While cervical cancer is the primary focus of Morocco’s planned HPV vaccination program, the prevention of AGW using the quadrivalent or nonavalent vaccine will provide additional benefits. In order for the full benefit of the HPV vaccination program to be realized, information on the epidemiological burden and cost of AGW is needed. This study is the first to provide such data.

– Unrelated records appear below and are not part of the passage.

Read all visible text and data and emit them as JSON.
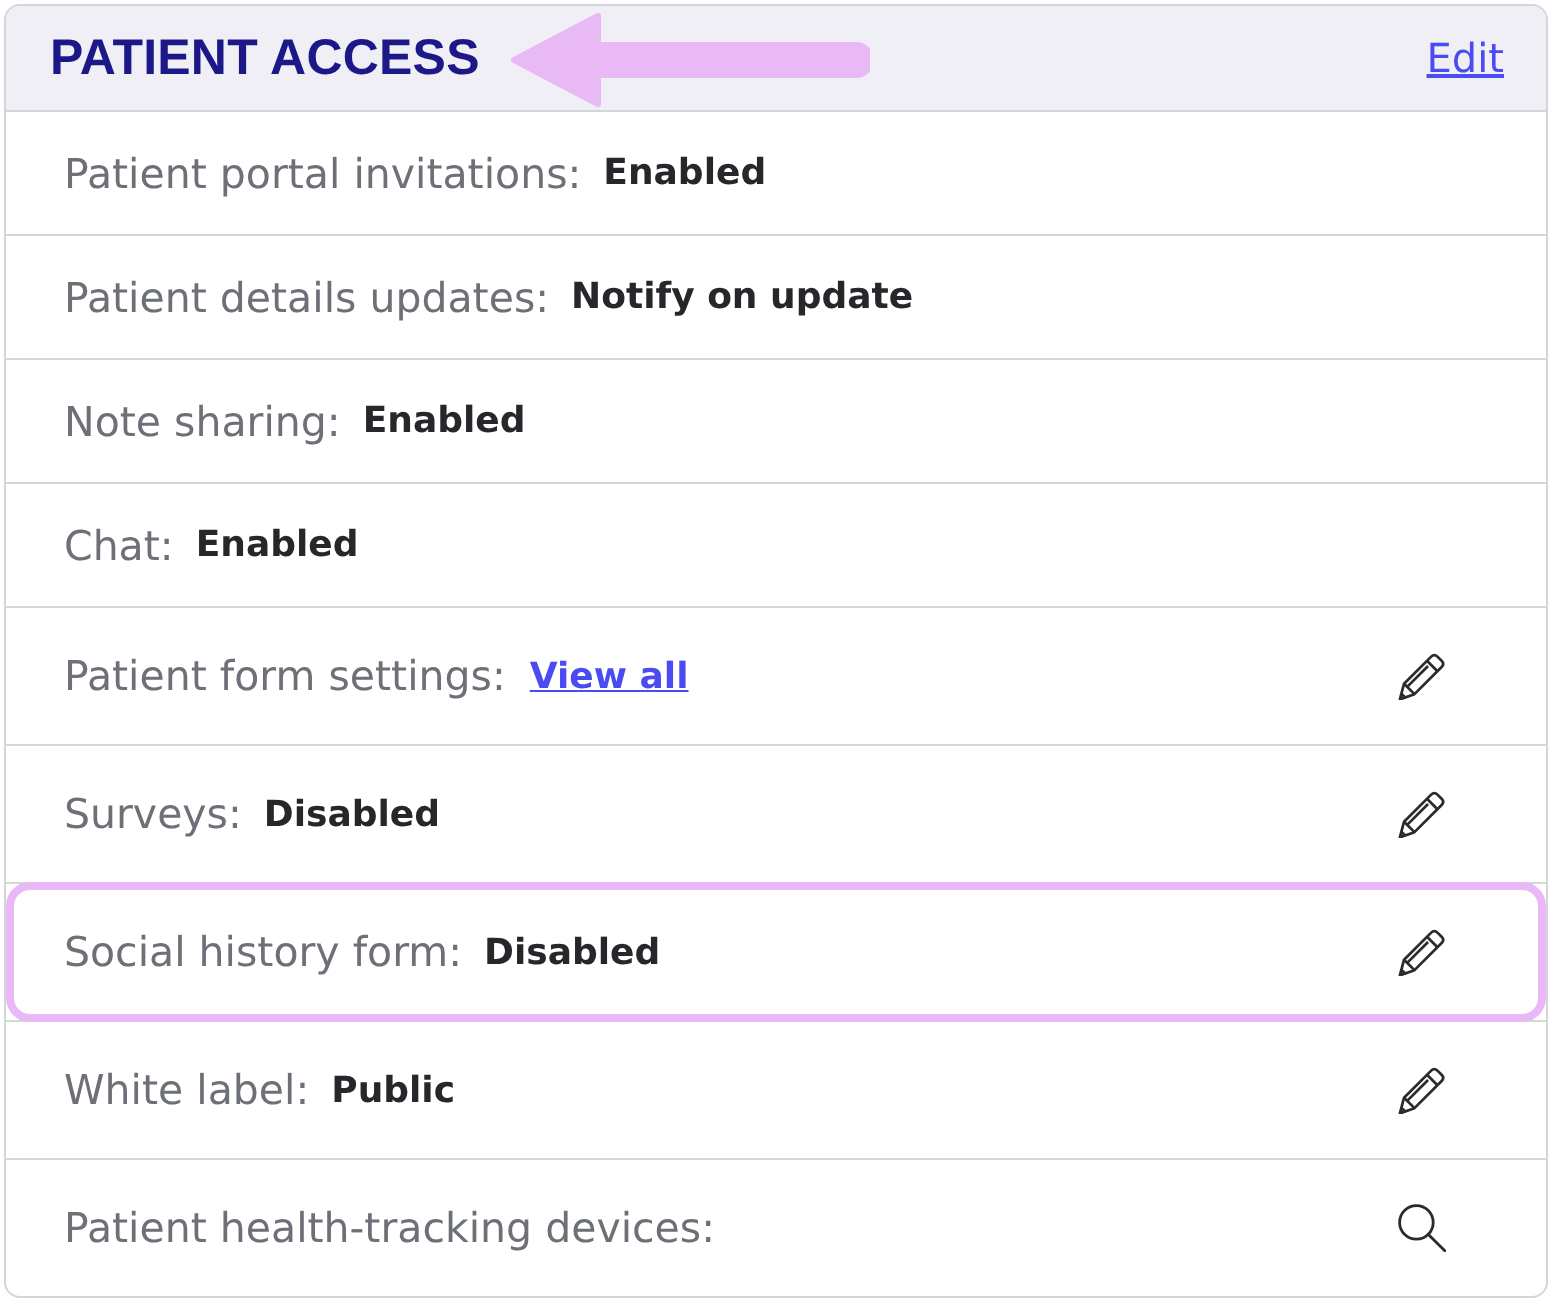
{
  "header": {
    "title": "PATIENT ACCESS",
    "arrow": true,
    "action": "Edit"
  },
  "rows": [
    {
      "kind": "static",
      "label": "Patient portal invitations:",
      "value": "Enabled",
      "highlighted": false
    },
    {
      "kind": "static",
      "label": "Patient details updates:",
      "value": "Notify on update",
      "highlighted": false
    },
    {
      "kind": "static",
      "label": "Note sharing:",
      "value": "Enabled",
      "highlighted": false
    },
    {
      "kind": "static",
      "label": "Chat:",
      "value": "Enabled",
      "highlighted": false
    },
    {
      "kind": "edit",
      "label": "Patient form settings:",
      "link": "View all",
      "highlighted": false
    },
    {
      "kind": "edit",
      "label": "Surveys:",
      "value": "Disabled",
      "highlighted": false
    },
    {
      "kind": "edit",
      "label": "Social history form:",
      "value": "Disabled",
      "highlighted": true
    },
    {
      "kind": "edit",
      "label": "White label:",
      "value": "Public",
      "highlighted": false
    },
    {
      "kind": "search",
      "label": "Patient health-tracking devices:",
      "highlighted": false
    }
  ]
}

The primary limitation of this study is that the data are based on expert opinion rather than objective and quantitative medical records or administrative databases. However, we note that previous studies of the HCRU and cost associated with AGW in other countries have used expert opinion (i.e., physician surveys) as a data source [21, 30,31,32]. Furthermore, the study includes a total of 9 physicians (4 dermatologists and 5 obstetricians/gynecologists). It is possible that the findings of the present study would have differed if physicians of other specialties were included. However, based on our investigations, most patients are referred to either a dermatologist or obstetrician so it is unlikely that including physicians of other specialties would change the outcomes of the study. Also, this analysis reflects patients treated only in the public sector, which almost certainly resulted in an underestimation of costs at the national level. The choice of ablative treatments to resolve AGW was determined for most of the panelists by the unavailability of pharmacological treatments. This is a limitation not only of this study, but of the Moroccan healthcare system, which is a resource-limited setting. For the cost of recurrence, it was assumed that the treatment and the number of follow-up visits were the same as for primary AGW, which may not always be the case. In previous studies, costs of recurrent or resistant cases were higher than for incident cases [6, 21]. Likewise, national cost estimates assumed that physicians outside our panel used the same diagnosis and treatment strategies as our panel. Finally, this study did not estimate the indirect costs associated with days absent from work or disability caused by treatment of AGW. A lack of information on the indirect costs and humanistic burden of AGW characterizes the field as a whole [6] and should be the subject of future studies worldwide.

Conclusions

This study used expert consensus on diagnosis and treatment practices to demonstrate that AGW represent a burden to the Moroccan public healthcare system. These data are the first available on the management of AGW in Morocco and can inform policy decisions regarding this vaccine-preventable disease.